Participation Criteria

Eligibility Criteria

• Ages Eligible for Study: 40 years to 80 years (Adult, Older Adult)
• Accepts Healthy Volunteers: No

Description

Inclusion Criteria:

• Provision of informed consent.
• Participants must be deemed as high risk of exacerbations as defined by: >= 1 moderate or severe exacerbation in the previous 24 months; or frequent productive cough; or post-bronchodilator (BD) forced expiratory volume in the first second (FEV1) < 50% predicted.
• Participants must be 40-80 years of age inclusive, at the time of signing informed consent form (ICF).
• Participants who have a confirmed primary diagnosis of moderate to severe COPD.
• Participants who are current or ex-smokers with a tobacco history of ≥ 10 pack-years.

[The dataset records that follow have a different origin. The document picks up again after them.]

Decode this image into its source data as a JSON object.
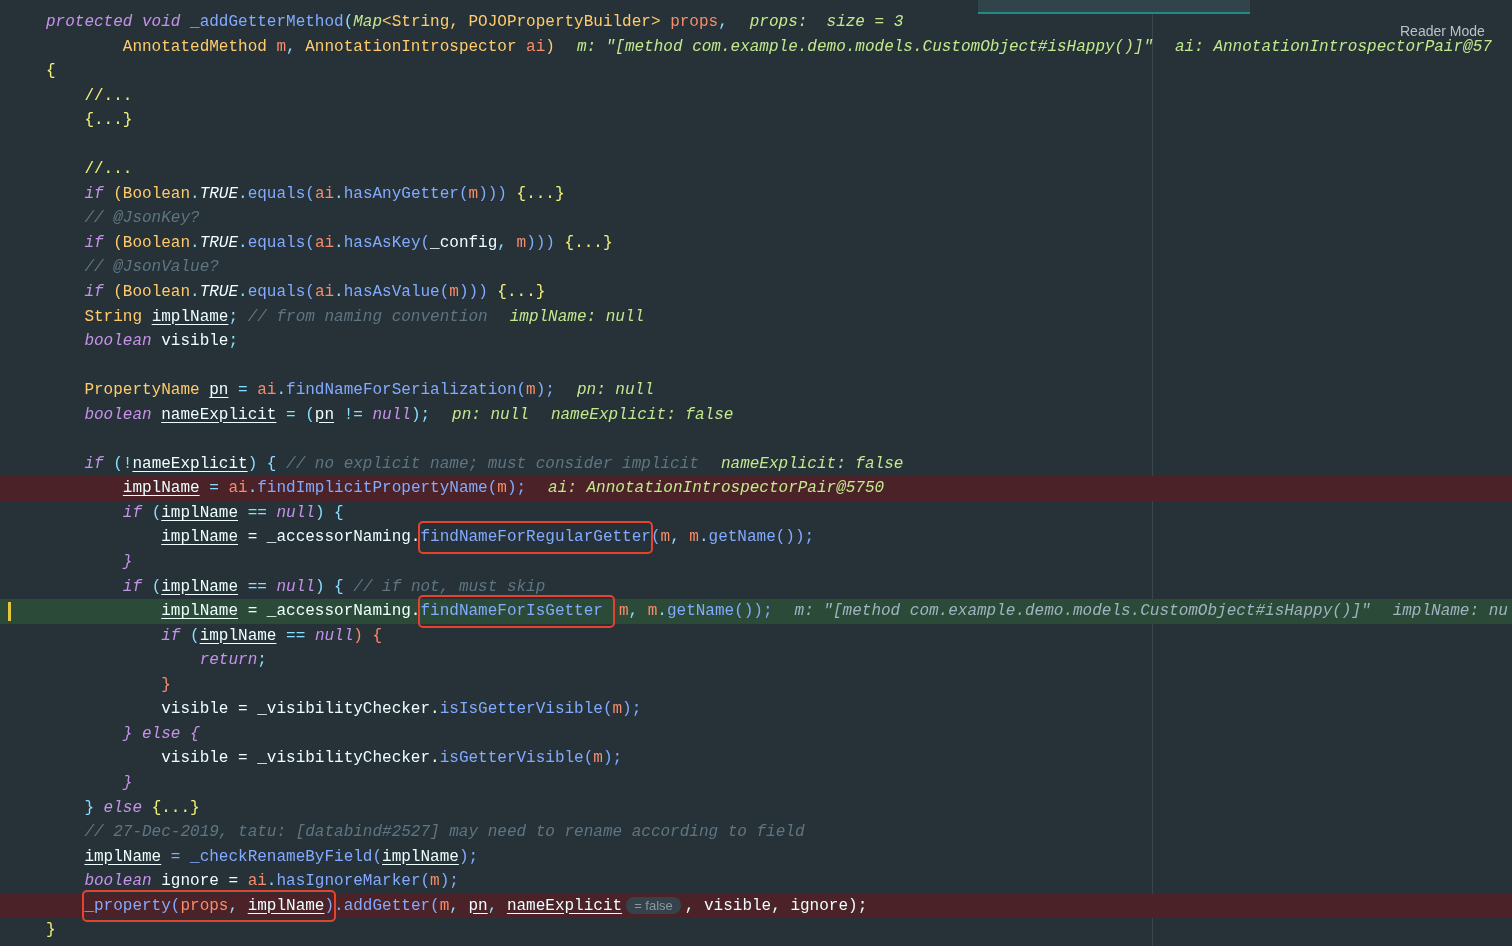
{
  "toolbar": {
    "reader_mode": "Reader Mode"
  },
  "lines": [
    {
      "kind": "normal",
      "tokens": [
        {
          "text": "protected void ",
          "kind": "kw"
        },
        {
          "text": "_addGetterMethod",
          "kind": "fn"
        },
        {
          "text": "(",
          "kind": "p"
        },
        {
          "text": "Map",
          "kind": "typei"
        },
        {
          "text": "<String, POJOPropertyBuilder> ",
          "kind": "type"
        },
        {
          "text": "props",
          "kind": "param"
        },
        {
          "text": ",",
          "kind": "p"
        },
        {
          "text": "props:  size = 3",
          "kind": "hint"
        }
      ]
    },
    {
      "kind": "normal",
      "tokens": [
        {
          "text": "        AnnotatedMethod ",
          "kind": "type"
        },
        {
          "text": "m",
          "kind": "param"
        },
        {
          "text": ", ",
          "kind": "p"
        },
        {
          "text": "AnnotationIntrospector ",
          "kind": "type"
        },
        {
          "text": "ai",
          "kind": "param"
        },
        {
          "text": ")",
          "kind": "type"
        },
        {
          "text": "m: \"[method com.example.demo.models.CustomObject#isHappy()]\"",
          "kind": "hint"
        },
        {
          "text": "ai: AnnotationIntrospectorPair@57",
          "kind": "hint"
        }
      ]
    },
    {
      "kind": "normal",
      "tokens": [
        {
          "text": "{",
          "kind": "fold"
        }
      ]
    },
    {
      "kind": "normal",
      "tokens": [
        {
          "text": "    //...",
          "kind": "fold"
        }
      ]
    },
    {
      "kind": "normal",
      "tokens": [
        {
          "text": "    {...}",
          "kind": "fold"
        }
      ]
    },
    {
      "kind": "blank"
    },
    {
      "kind": "normal",
      "tokens": [
        {
          "text": "    //...",
          "kind": "fold"
        }
      ]
    },
    {
      "kind": "normal",
      "tokens": [
        {
          "text": "    if ",
          "kind": "kw"
        },
        {
          "text": "(Boolean",
          "kind": "type"
        },
        {
          "text": ".",
          "kind": "p"
        },
        {
          "text": "TRUE",
          "kind": "const"
        },
        {
          "text": ".",
          "kind": "p"
        },
        {
          "text": "equals",
          "kind": "fn"
        },
        {
          "text": "(",
          "kind": "fn"
        },
        {
          "text": "ai",
          "kind": "param"
        },
        {
          "text": ".",
          "kind": "p"
        },
        {
          "text": "hasAnyGetter(",
          "kind": "fn"
        },
        {
          "text": "m",
          "kind": "param"
        },
        {
          "text": ")))",
          "kind": "fn"
        },
        {
          "text": " {...}",
          "kind": "fold"
        }
      ]
    },
    {
      "kind": "normal",
      "tokens": [
        {
          "text": "    // @JsonKey?",
          "kind": "c"
        }
      ]
    },
    {
      "kind": "normal",
      "tokens": [
        {
          "text": "    if ",
          "kind": "kw"
        },
        {
          "text": "(Boolean",
          "kind": "type"
        },
        {
          "text": ".",
          "kind": "p"
        },
        {
          "text": "TRUE",
          "kind": "const"
        },
        {
          "text": ".",
          "kind": "p"
        },
        {
          "text": "equals",
          "kind": "fn"
        },
        {
          "text": "(",
          "kind": "fn"
        },
        {
          "text": "ai",
          "kind": "param"
        },
        {
          "text": ".",
          "kind": "p"
        },
        {
          "text": "hasAsKey(",
          "kind": "fn"
        },
        {
          "text": "_config",
          "kind": "t"
        },
        {
          "text": ", ",
          "kind": "p"
        },
        {
          "text": "m",
          "kind": "param"
        },
        {
          "text": ")))",
          "kind": "fn"
        },
        {
          "text": " {...}",
          "kind": "fold"
        }
      ]
    },
    {
      "kind": "normal",
      "tokens": [
        {
          "text": "    // @JsonValue?",
          "kind": "c"
        }
      ]
    },
    {
      "kind": "normal",
      "tokens": [
        {
          "text": "    if ",
          "kind": "kw"
        },
        {
          "text": "(Boolean",
          "kind": "type"
        },
        {
          "text": ".",
          "kind": "p"
        },
        {
          "text": "TRUE",
          "kind": "const"
        },
        {
          "text": ".",
          "kind": "p"
        },
        {
          "text": "equals",
          "kind": "fn"
        },
        {
          "text": "(",
          "kind": "fn"
        },
        {
          "text": "ai",
          "kind": "param"
        },
        {
          "text": ".",
          "kind": "p"
        },
        {
          "text": "hasAsValue(",
          "kind": "fn"
        },
        {
          "text": "m",
          "kind": "param"
        },
        {
          "text": ")))",
          "kind": "fn"
        },
        {
          "text": " {...}",
          "kind": "fold"
        }
      ]
    },
    {
      "kind": "normal",
      "tokens": [
        {
          "text": "    String ",
          "kind": "type"
        },
        {
          "text": "implName",
          "kind": "ul"
        },
        {
          "text": "; ",
          "kind": "p"
        },
        {
          "text": "// from naming convention",
          "kind": "c"
        },
        {
          "text": "implName: null",
          "kind": "hint"
        }
      ]
    },
    {
      "kind": "normal",
      "tokens": [
        {
          "text": "    boolean ",
          "kind": "kw"
        },
        {
          "text": "visible",
          "kind": "t"
        },
        {
          "text": ";",
          "kind": "p"
        }
      ]
    },
    {
      "kind": "blank"
    },
    {
      "kind": "normal",
      "tokens": [
        {
          "text": "    PropertyName ",
          "kind": "type"
        },
        {
          "text": "pn",
          "kind": "ul"
        },
        {
          "text": " = ",
          "kind": "p"
        },
        {
          "text": "ai",
          "kind": "param"
        },
        {
          "text": ".",
          "kind": "p"
        },
        {
          "text": "findNameForSerialization(",
          "kind": "fn"
        },
        {
          "text": "m",
          "kind": "param"
        },
        {
          "text": ");",
          "kind": "fn"
        },
        {
          "text": "pn: null",
          "kind": "hint"
        }
      ]
    },
    {
      "kind": "normal",
      "tokens": [
        {
          "text": "    boolean ",
          "kind": "kw"
        },
        {
          "text": "nameExplicit",
          "kind": "ul"
        },
        {
          "text": " = (",
          "kind": "p"
        },
        {
          "text": "pn",
          "kind": "ul"
        },
        {
          "text": " != ",
          "kind": "p"
        },
        {
          "text": "null",
          "kind": "kw"
        },
        {
          "text": ");",
          "kind": "p"
        },
        {
          "text": "pn: null",
          "kind": "hint"
        },
        {
          "text": "nameExplicit: false",
          "kind": "hint"
        }
      ]
    },
    {
      "kind": "blank"
    },
    {
      "kind": "normal",
      "tokens": [
        {
          "text": "    if ",
          "kind": "kw"
        },
        {
          "text": "(!",
          "kind": "p"
        },
        {
          "text": "nameExplicit",
          "kind": "ul"
        },
        {
          "text": ") { ",
          "kind": "p"
        },
        {
          "text": "// no explicit name; must consider implicit",
          "kind": "c"
        },
        {
          "text": "nameExplicit: false",
          "kind": "hint"
        }
      ]
    },
    {
      "kind": "breakpoint",
      "tokens": [
        {
          "text": "        implName",
          "kind": "ul"
        },
        {
          "text": " = ",
          "kind": "p"
        },
        {
          "text": "ai",
          "kind": "param"
        },
        {
          "text": ".",
          "kind": "p"
        },
        {
          "text": "findImplicitPropertyName(",
          "kind": "fn"
        },
        {
          "text": "m",
          "kind": "param"
        },
        {
          "text": ");",
          "kind": "fn"
        },
        {
          "text": "ai: AnnotationIntrospectorPair@5750",
          "kind": "hint"
        }
      ]
    },
    {
      "kind": "normal",
      "tokens": [
        {
          "text": "        if ",
          "kind": "kw"
        },
        {
          "text": "(",
          "kind": "p"
        },
        {
          "text": "implName",
          "kind": "ul"
        },
        {
          "text": " == ",
          "kind": "p"
        },
        {
          "text": "null",
          "kind": "kw"
        },
        {
          "text": ") {",
          "kind": "p"
        }
      ]
    },
    {
      "kind": "normal",
      "tokens": [
        {
          "text": "            implName",
          "kind": "ul"
        },
        {
          "text": " = _accessorNaming.",
          "kind": "t"
        },
        {
          "kind": "box",
          "tokens": [
            {
              "text": "findNameForRegularGetter",
              "kind": "fn"
            }
          ]
        },
        {
          "text": "(",
          "kind": "fn"
        },
        {
          "text": "m",
          "kind": "param"
        },
        {
          "text": ", ",
          "kind": "p"
        },
        {
          "text": "m",
          "kind": "param"
        },
        {
          "text": ".",
          "kind": "p"
        },
        {
          "text": "getName());",
          "kind": "fn"
        }
      ]
    },
    {
      "kind": "normal",
      "tokens": [
        {
          "text": "        }",
          "kind": "kw"
        }
      ]
    },
    {
      "kind": "normal",
      "tokens": [
        {
          "text": "        if ",
          "kind": "kw"
        },
        {
          "text": "(",
          "kind": "p"
        },
        {
          "text": "implName",
          "kind": "ul"
        },
        {
          "text": " == ",
          "kind": "p"
        },
        {
          "text": "null",
          "kind": "kw"
        },
        {
          "text": ") { ",
          "kind": "p"
        },
        {
          "text": "// if not, must skip",
          "kind": "c"
        }
      ]
    },
    {
      "kind": "current",
      "tokens": [
        {
          "text": "            implName",
          "kind": "ul"
        },
        {
          "text": " = _accessorNaming.",
          "kind": "t"
        },
        {
          "kind": "box",
          "tokens": [
            {
              "text": "findNameForIsGetter",
              "kind": "fn"
            }
          ]
        },
        {
          "text": "m",
          "kind": "param"
        },
        {
          "text": ", ",
          "kind": "p"
        },
        {
          "text": "m",
          "kind": "param"
        },
        {
          "text": ".",
          "kind": "p"
        },
        {
          "text": "getName());",
          "kind": "fn"
        },
        {
          "text": "m: \"[method com.example.demo.models.CustomObject#isHappy()]\"",
          "kind": "hintg"
        },
        {
          "text": "implName: nu",
          "kind": "hintg"
        }
      ]
    },
    {
      "kind": "normal",
      "tokens": [
        {
          "text": "            if ",
          "kind": "kw"
        },
        {
          "text": "(",
          "kind": "p"
        },
        {
          "text": "implName",
          "kind": "ul"
        },
        {
          "text": " == ",
          "kind": "p"
        },
        {
          "text": "null",
          "kind": "kw"
        },
        {
          "text": ") {",
          "kind": "param"
        }
      ]
    },
    {
      "kind": "normal",
      "tokens": [
        {
          "text": "                return",
          "kind": "kw"
        },
        {
          "text": ";",
          "kind": "p"
        }
      ]
    },
    {
      "kind": "normal",
      "tokens": [
        {
          "text": "            }",
          "kind": "param"
        }
      ]
    },
    {
      "kind": "normal",
      "tokens": [
        {
          "text": "            visible = _visibilityChecker.",
          "kind": "t"
        },
        {
          "text": "isIsGetterVisible(",
          "kind": "fn"
        },
        {
          "text": "m",
          "kind": "param"
        },
        {
          "text": ");",
          "kind": "fn"
        }
      ]
    },
    {
      "kind": "normal",
      "tokens": [
        {
          "text": "        } else {",
          "kind": "kw"
        }
      ]
    },
    {
      "kind": "normal",
      "tokens": [
        {
          "text": "            visible = _visibilityChecker.",
          "kind": "t"
        },
        {
          "text": "isGetterVisible(",
          "kind": "fn"
        },
        {
          "text": "m",
          "kind": "param"
        },
        {
          "text": ");",
          "kind": "fn"
        }
      ]
    },
    {
      "kind": "normal",
      "tokens": [
        {
          "text": "        }",
          "kind": "kw"
        }
      ]
    },
    {
      "kind": "normal",
      "tokens": [
        {
          "text": "    } ",
          "kind": "p"
        },
        {
          "text": "else ",
          "kind": "kw"
        },
        {
          "text": "{...}",
          "kind": "fold"
        }
      ]
    },
    {
      "kind": "normal",
      "tokens": [
        {
          "text": "    // 27-Dec-2019, tatu: [databind#2527] may need to rename according to field",
          "kind": "c"
        }
      ]
    },
    {
      "kind": "normal",
      "tokens": [
        {
          "text": "    implName",
          "kind": "ul"
        },
        {
          "text": " = _checkRenameByField(",
          "kind": "fn"
        },
        {
          "text": "implName",
          "kind": "ul"
        },
        {
          "text": ");",
          "kind": "fn"
        }
      ]
    },
    {
      "kind": "normal",
      "tokens": [
        {
          "text": "    boolean ",
          "kind": "kw"
        },
        {
          "text": "ignore = ",
          "kind": "t"
        },
        {
          "text": "ai",
          "kind": "param"
        },
        {
          "text": ".",
          "kind": "p"
        },
        {
          "text": "hasIgnoreMarker(",
          "kind": "fn"
        },
        {
          "text": "m",
          "kind": "param"
        },
        {
          "text": ");",
          "kind": "fn"
        }
      ]
    },
    {
      "kind": "breakpoint",
      "tokens": [
        {
          "kind": "box",
          "tokens": [
            {
              "text": "    _property(",
              "kind": "fn"
            },
            {
              "text": "props",
              "kind": "param"
            },
            {
              "text": ", ",
              "kind": "p"
            },
            {
              "text": "implName",
              "kind": "ul"
            },
            {
              "text": ")",
              "kind": "fn"
            }
          ]
        },
        {
          "text": ".addGetter(",
          "kind": "fn"
        },
        {
          "text": "m",
          "kind": "param"
        },
        {
          "text": ", ",
          "kind": "p"
        },
        {
          "text": "pn",
          "kind": "ul"
        },
        {
          "text": ", ",
          "kind": "p"
        },
        {
          "text": "nameExplicit",
          "kind": "ul"
        },
        {
          "text": "= false",
          "kind": "chip"
        },
        {
          "text": ", visible, ignore);",
          "kind": "t"
        }
      ]
    },
    {
      "kind": "normal",
      "tokens": [
        {
          "text": "}",
          "kind": "fold"
        }
      ]
    }
  ]
}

• Participants who have a documented stable regimen of triple therapy or dual therapy for

  ≥ 3 months prior to enrolment.

• Body mass index within the range 18 to 40 kg/m2 (inclusive).

Exclusion Criteria:

• As judged by the investigator, any evidence of any active medical or psychiatric condition or other reason (at SV1 [screening] and SV3 [pre-dose]) which in the investigator's opinion makes it undesirable for the participant to participate in the study.
• Current diagnosis of asthma or past diagnosis of asthma which persisted beyond the age of 25 years.
• Clinically important pulmonary disease other than COPD.
• Any other clinically relevant abnormal findings on physical examination, laboratory testing including haematology, coagulation, serum chemistry, or urinalysis; or chest CT scan at screening or randomisation, which in the opinion of the investigator or medical monitor may compromise the safety of the participant in the study or interfere with evaluation of the study intervention or reduce the participant's ability to participate in the study.
• History of a clinically significant infection (viral, bacterial, or fungal; defined as requiring systemic antibiotics, antiviral, or antifungal medication for > 7 days) within 4 weeks prior to SV3 (Day 1) (including unexplained diarrhoea) or clinical suspicion of infection at time of dosing.

Study Plan

How is the study designed?

Design Details

• Primary Purpose: Treatment
• Allocation: Randomized
• Interventional Model: Parallel Assignment
• Masking: Quadruple

Number of Arms

2

Arms and Interventions

Participant Group / Arm	Intervention / Treatment
Placebo Comparator: Placebo; Approximately 203 participants will be randomised to receive placebo.	Other: Placebo; Oral dosage, once daily.
Experimental: Mitiperstat (AZD4831); Approximately 203 participants will be randomised to receive mitiperstat (AZD4831).	Drug: Mitiperstat (AZD4831); Oral dosage, once daily.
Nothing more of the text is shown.